Nanocatalysts (NCs), which are catalysts with nano size (at least less than 100 nm), exhibit superior activity in heterogeneous catalysis than those of their bulk materials [1]. Over the past few decades, rapid development in the synthesis of NCs has led to the generation of NCs with adjustable sizes, compositions, and new morphology. These materials with nanostructure and tunable properties have been extensively investigated in the area of catalysis including energy storage and environmental conservation [[2], [3], [4], [5]]. However, nanoparticles are prone to form aggregations during synthesis or catalytic reactions, leading to decreasing surface area, catalytic activity, and reduced exposure of active sites. Encapsulation of NCs in porous host materials such as zeolites, mesoporous silica, polymers, and metal-organic frameworks is an efficient method to prevent particle aggregation and to reduce particle diameter [[6], [7], [8], [9]]. The porous structure of these materials has enabled the access of reactants to the active sites of encapsulated NCs in the pores without aggregation, thereby enhancing the catalytic efficiency. The interconnected pores of the host materials can also improve the product selectivity in catalytic reactions over encapsulated NCs. Furthermore, the synergetic effect between NCs and the host materials can be expected to promote catalytic activity. As shown in Fig. 1, the raising enthusiasm in encapsulated catalysts can be recognized by the rapidly growing number of research publications and corresponding citations in the last decade.

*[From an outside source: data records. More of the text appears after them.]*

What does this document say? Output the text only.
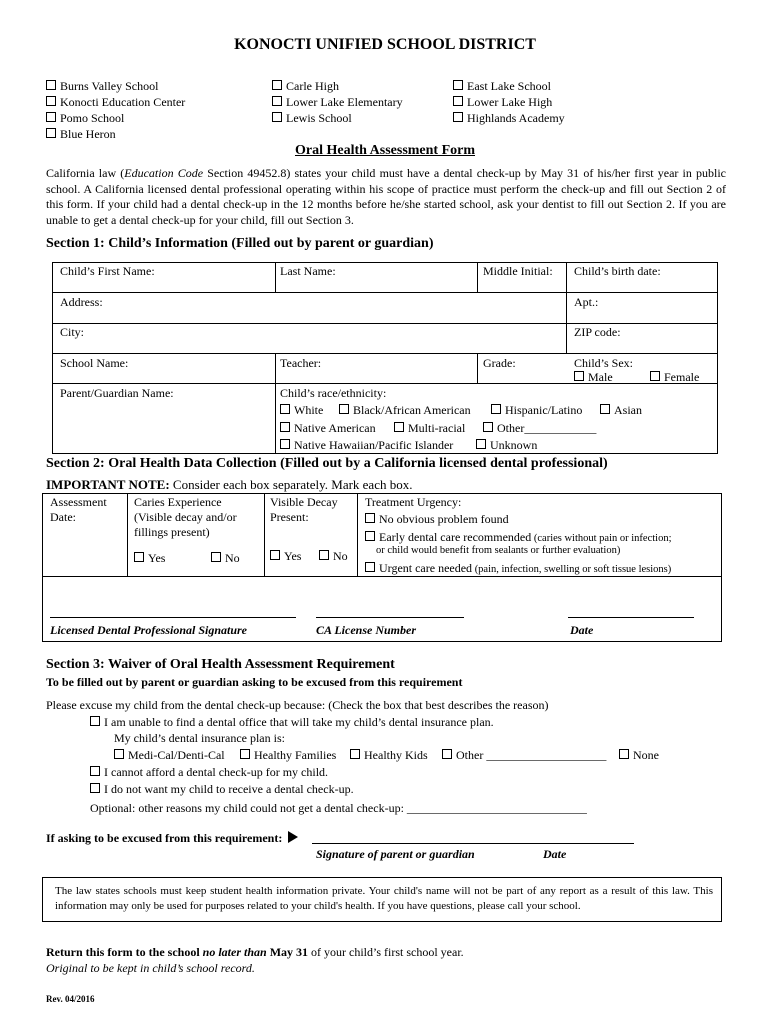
KONOCTI UNIFIED SCHOOL DISTRICT
Burns Valley School
Konocti Education Center
Pomo School
Blue Heron
Carle High
Lower Lake Elementary
Lewis School
East Lake School
Lower Lake High
Highlands Academy
Oral Health Assessment Form
California law (Education Code Section 49452.8) states your child must have a dental check-up by May 31 of his/her first year in public school. A California licensed dental professional operating within his scope of practice must perform the check-up and fill out Section 2 of this form. If your child had a dental check-up in the 12 months before he/she started school, ask your dentist to fill out Section 2. If you are unable to get a dental check-up for your child, fill out Section 3.
Section 1: Child’s Information (Filled out by parent or guardian)
Child’s First Name:	Last Name:	Middle Initial: Child’s birth date:
Address:	Apt.:
City:	ZIP code:
School Name:	Teacher:	Grade:	Child’s Sex:
Male	Female
Parent/Guardian Name:	Child’s race/ethnicity:
White	Black/African American	Hispanic/Latino	Asian
Native American	Multi-racial	Other____________
Native Hawaiian/Pacific Islander	Unknown
Section 2: Oral Health Data Collection (Filled out by a California licensed dental professional)
IMPORTANT NOTE: Consider each box separately. Mark each box.
Assessment
Date:
Caries Experience
(Visible decay and/or
fillings present)
Yes	No
Visible Decay
Present:
Yes	No
Treatment Urgency:
No obvious problem found
Early dental care recommended (caries without pain or infection;
or child would benefit from sealants or further evaluation)
Urgent care needed (pain, infection, swelling or soft tissue lesions)
Licensed Dental Professional Signature	CA License Number	Date
Section 3: Waiver of Oral Health Assessment Requirement
To be filled out by parent or guardian asking to be excused from this requirement
Please excuse my child from the dental check-up because: (Check the box that best describes the reason)
I am unable to find a dental office that will take my child’s dental insurance plan.
My child’s dental insurance plan is:
Medi-Cal/Denti-Cal	Healthy Families	Healthy Kids	Other ____________________	None
I cannot afford a dental check-up for my child.
I do not want my child to receive a dental check-up.
Optional: other reasons my child could not get a dental check-up: ______________________________
If asking to be excused from this requirement:
Signature of parent or guardian	Date
The law states schools must keep student health information private. Your child's name will not be part of any report as a result of this law. This information may only be used for purposes related to your child's health. If you have questions, please call your school.
Return this form to the school no later than May 31 of your child’s first school year.
Original to be kept in child’s school record.
Rev. 04/2016
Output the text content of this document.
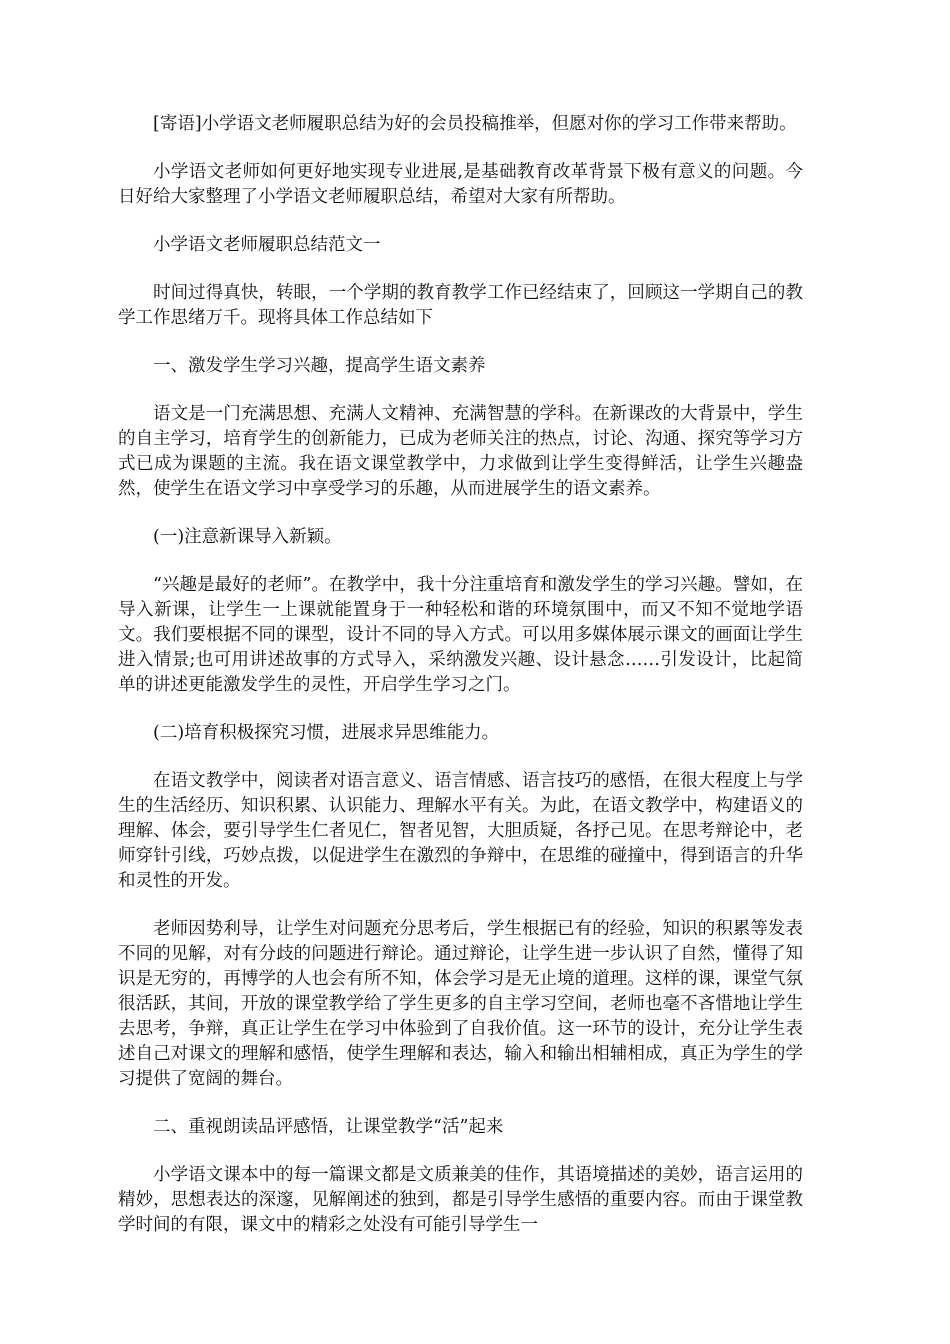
[寄语]小学语文老师履职总结为好的会员投稿推举，但愿对你的学习工作带来帮助。

小学语文老师如何更好地实现专业进展,是基础教育改革背景下极有意义的问题。今日好给大家整理了小学语文老师履职总结，希望对大家有所帮助。

小学语文老师履职总结范文一

时间过得真快，转眼，一个学期的教育教学工作已经结束了，回顾这一学期自己的教学工作思绪万千。现将具体工作总结如下

一、激发学生学习兴趣，提高学生语文素养

语文是一门充满思想、充满人文精神、充满智慧的学科。在新课改的大背景中，学生的自主学习，培育学生的创新能力，已成为老师关注的热点，讨论、沟通、探究等学习方式已成为课题的主流。我在语文课堂教学中，力求做到让学生变得鲜活，让学生兴趣盎然，使学生在语文学习中享受学习的乐趣，从而进展学生的语文素养。

(一)注意新课导入新颖。

“兴趣是最好的老师”。在教学中，我十分注重培育和激发学生的学习兴趣。譬如，在导入新课，让学生一上课就能置身于一种轻松和谐的环境氛围中，而又不知不觉地学语文。我们要根据不同的课型，设计不同的导入方式。可以用多媒体展示课文的画面让学生进入情景;也可用讲述故事的方式导入，采纳激发兴趣、设计悬念……引发设计，比起简单的讲述更能激发学生的灵性，开启学生学习之门。

(二)培育积极探究习惯，进展求异思维能力。

在语文教学中，阅读者对语言意义、语言情感、语言技巧的感悟，在很大程度上与学生的生活经历、知识积累、认识能力、理解水平有关。为此，在语文教学中，构建语义的理解、体会，要引导学生仁者见仁，智者见智，大胆质疑，各抒己见。在思考辩论中，老师穿针引线，巧妙点拨，以促进学生在激烈的争辩中，在思维的碰撞中，得到语言的升华和灵性的开发。

老师因势利导，让学生对问题充分思考后，学生根据已有的经验，知识的积累等发表不同的见解，对有分歧的问题进行辩论。通过辩论，让学生进一步认识了自然，懂得了知识是无穷的，再博学的人也会有所不知，体会学习是无止境的道理。这样的课，课堂气氛很活跃，其间，开放的课堂教学给了学生更多的自主学习空间，老师也毫不吝惜地让学生去思考，争辩，真正让学生在学习中体验到了自我价值。这一环节的设计，充分让学生表述自己对课文的理解和感悟，使学生理解和表达，输入和输出相辅相成，真正为学生的学习提供了宽阔的舞台。

二、重视朗读品评感悟，让课堂教学“活”起来

小学语文课本中的每一篇课文都是文质兼美的佳作，其语境描述的美妙，语言运用的精妙，思想表达的深邃，见解阐述的独到，都是引导学生感悟的重要内容。而由于课堂教学时间的有限，课文中的精彩之处没有可能引导学生一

Metal-organic frameworks (MOFs) containing metal nodes and organic linkers are one of the most promising porous crystalline host components, exhibiting considerable surface area, hierarchical porous framework, and structural adjustability [[10], [11], [12]]. MOFs-based materials have been widely utilized for explosives chemosensor, antimicrobial therapy and wound healing [[13], [14], [15], [16]]. Stable heterometallic Na-Eu-cluster-based MOFs was synthesized with high sensitivity for the detection of oridazole antibiotics and nitrophenol [13]. CuS/Co-ferrocene-MOF was found to be active for chemodynamic antibacterial therapy driven by near-infrared [14]. In addition, the properties of MOFs have enabled the improvement of catalytic activity in heterogeneous catalysis after the capsulation of active NCs guests, such as metal nanoparticles, metal oxides, single-atom catalysts, and quantum dots, in their framework pores. Several reviews have been published concerning the utilization of MOFs as hosts for NCs, and applications of the developed composited materials in heterogeneous catalysis [17,18]. However, there have been no review of recent work on incorporating NCs with different particle sizes in MOFs and enhancing catalytic activity compared to their individual counterparts in various applications. Methods and characterization techniques for accomplishing and observing successful incorporation are still in development, and a review of what has been achieved to date is significant for researchers interested in the fields of material design and heterogeneous catalysis.

The dimensions of catalysts have significant effects on the corresponding catalytic activity in various applications. Thanks to the tunability of the pore structure in MOFs, this review present nanocatalysts with different sizes confined in MOFs structure with enhanced catalytic activity for the first time. In this review, we start by briefly presenting the properties of MOFs including pore size and structure, and their tunability. Subsequently, we discuss the preparation, characterization, and applications of NCs incorporated MOFs. Various reported NCs-in-MOF composites including catalyst nanoparticles, clusters, quantum dots, and single atoms catalysts with varied sizes, compositions, and morphologies, are then discussed. The positive effects upon the encapsulation of NCs in MOFs including the influence of tunable chemical environment around nanocatalysts, catalytic stability and recyclability, and the confinement effect are also concluded and discussed (Fig. 2). Finally, we conclude the main content of this review and propose the future perspectives and challenges of NCs-in-MOFs composites for further investigation and practical applications. The purpose and significance of this paper is to give a comprehensive review regarding encapsulation strategies of nanocatalysts in MOFs, including “bottle-around-ship”, “ship-in-bottle,” and one-pot synthesis process, and the positive influences of the confinement effect, surface interactions, and metal-support cooperation in improving catalytic activity, stability, and selectivity to provide a fundamental and essential guidance for the rational construction and chemical environment modification of confined nanocatalysts.